TIMES II: Investigating the Relation Between Turbulence and Star-forming Environments in Molecular Clouds

TL;DR

This study uses principal component analysis to explore how star formation influences turbulence in molecular clouds, revealing that active star-forming regions exhibit higher turbulence, especially in dense gas, due to dynamical activities like jets and outflows.

Contribution

It demonstrates the relationship between star formation activity and turbulence levels in different gas densities within molecular clouds using PCA analysis.

Findings

Turbulence is highest in active star-forming regions like ISF and L1688.
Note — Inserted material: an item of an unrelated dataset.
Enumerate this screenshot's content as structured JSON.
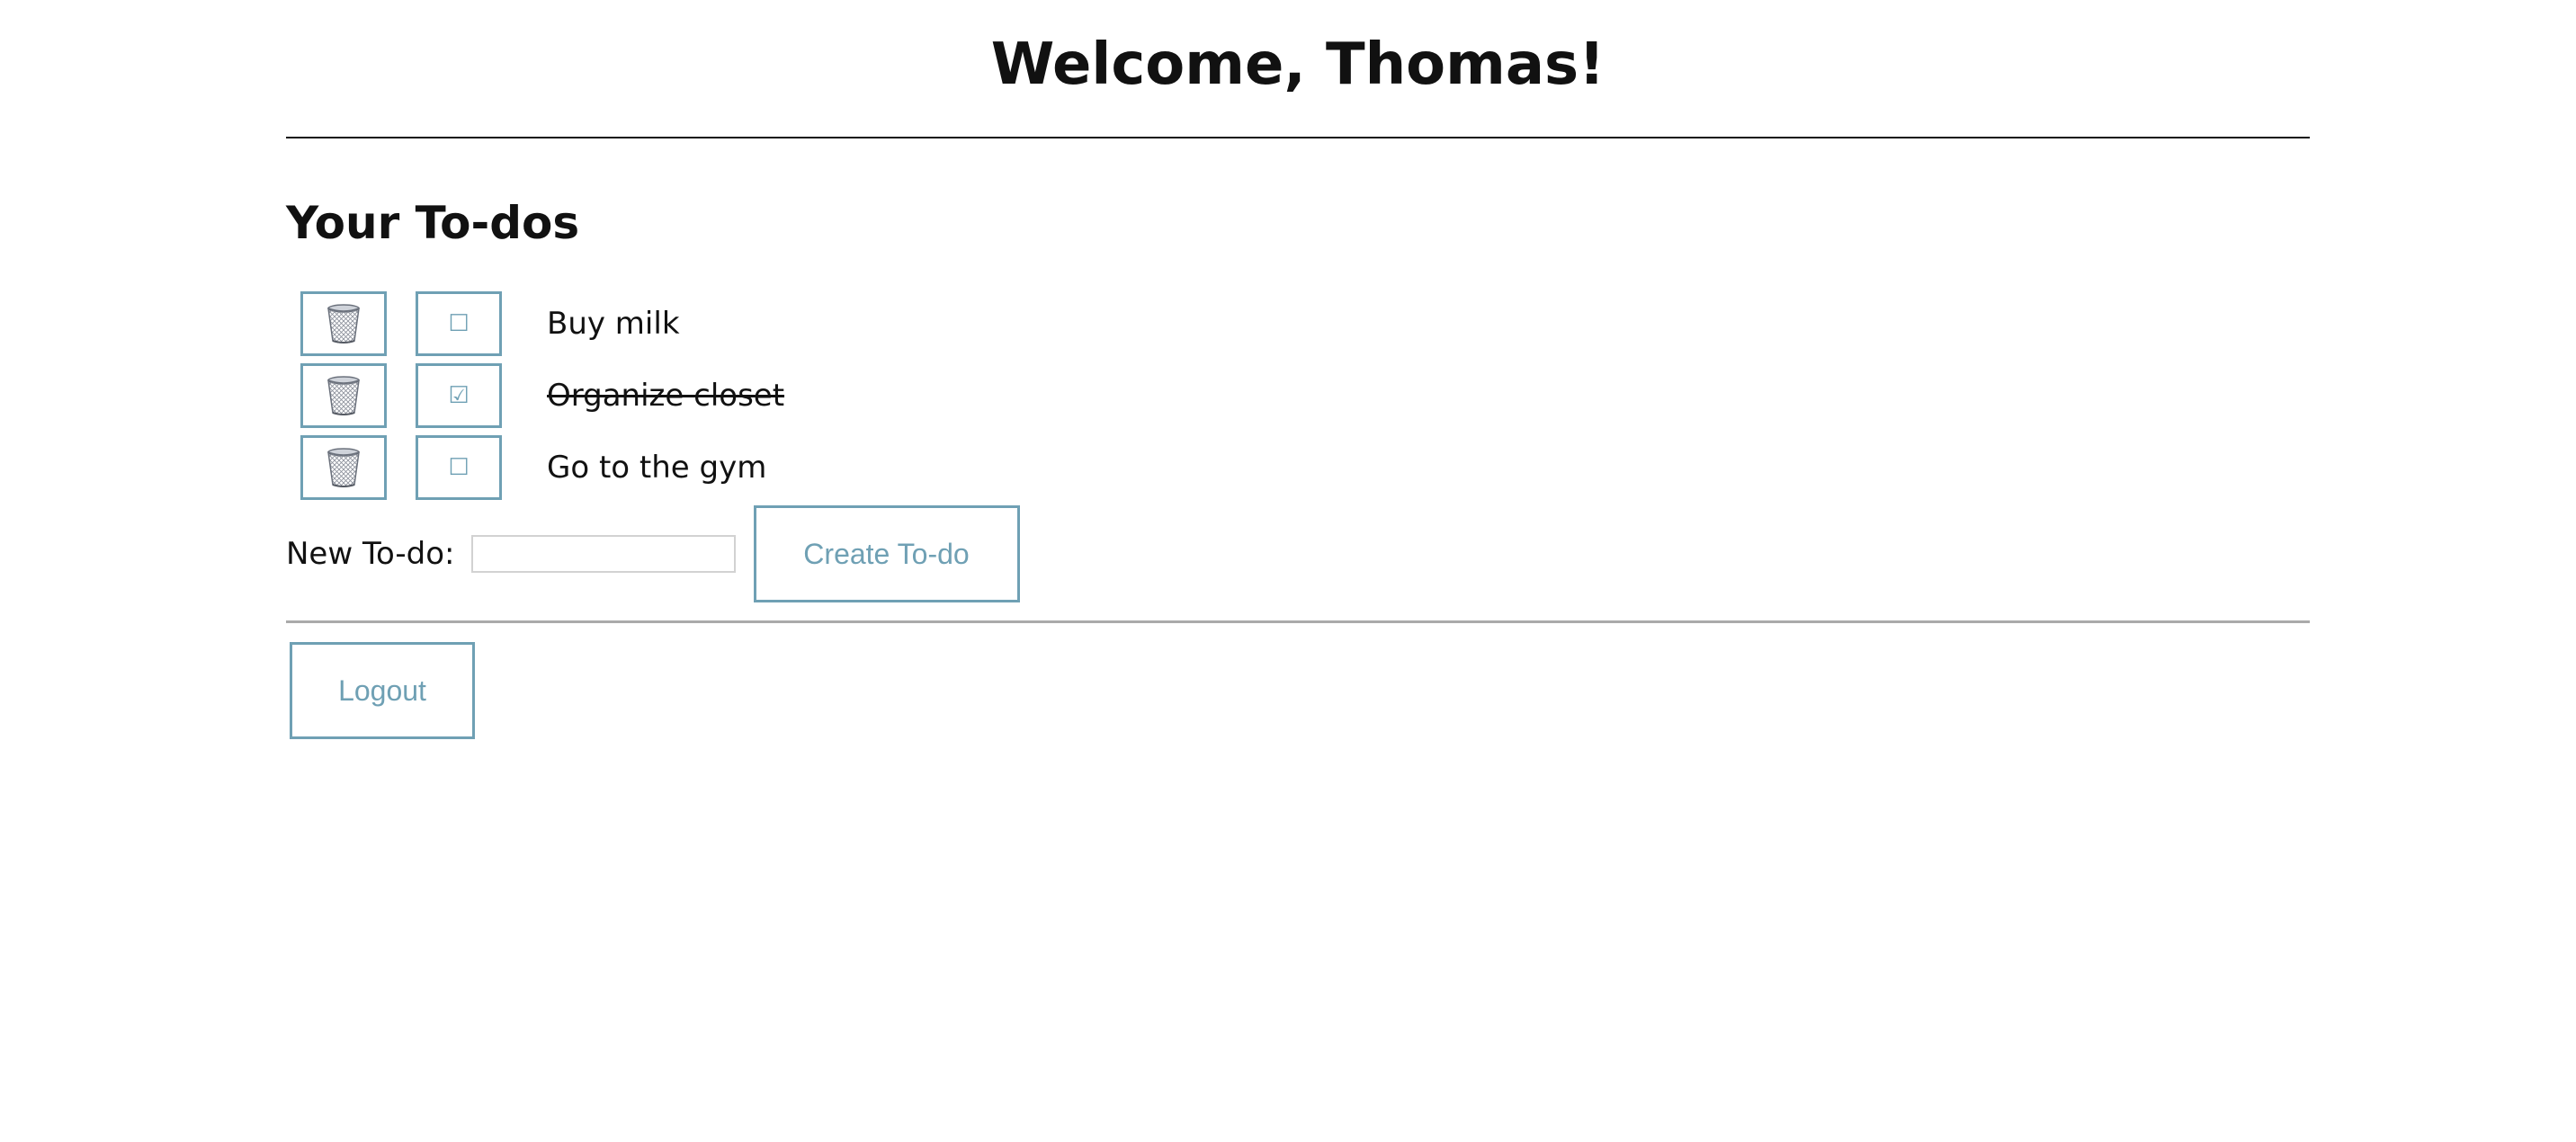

Dense gas shows more turbulence than diffuse gas in star-forming areas.

Star formation activities contribute to increased turbulence through jets and outflows.

Abstract

We investigate the effect of star formation on turbulence in the Orion A and Ophiuchus clouds using principal component analysis (PCA). We measure the properties of turbulence by applying PCA on the spectral maps in $^{13}$CO, C$^{18}$O, HCO$^+$ $J=$1$-$0, and CS $J=$2$-$1. First, the scaling relations derived from PCA of the $^{13}$CO maps show that the velocity difference ($\delta v$) for a given spatial scale ($L$) is the highest in the integral shaped filament (ISF) and L1688, where the most active star formation occurs in the two clouds. The $\delta v$ increases with the number density and total bolometric luminosity of the protostars in the sub-regions. Second, in the ISF and L1688 regions, the $\delta v$ of C$^{18}$O, HCO$^+$, and CS are generally higher than that of $^{13}$CO, which implies that the dense gas is more turbulent than the diffuse gas in the star-forming regions; stars form in dense gas, and dynamical activities associated with star formation, such as jets and outflows, can provide energy into the surrounding gas to enhance turbulent motions.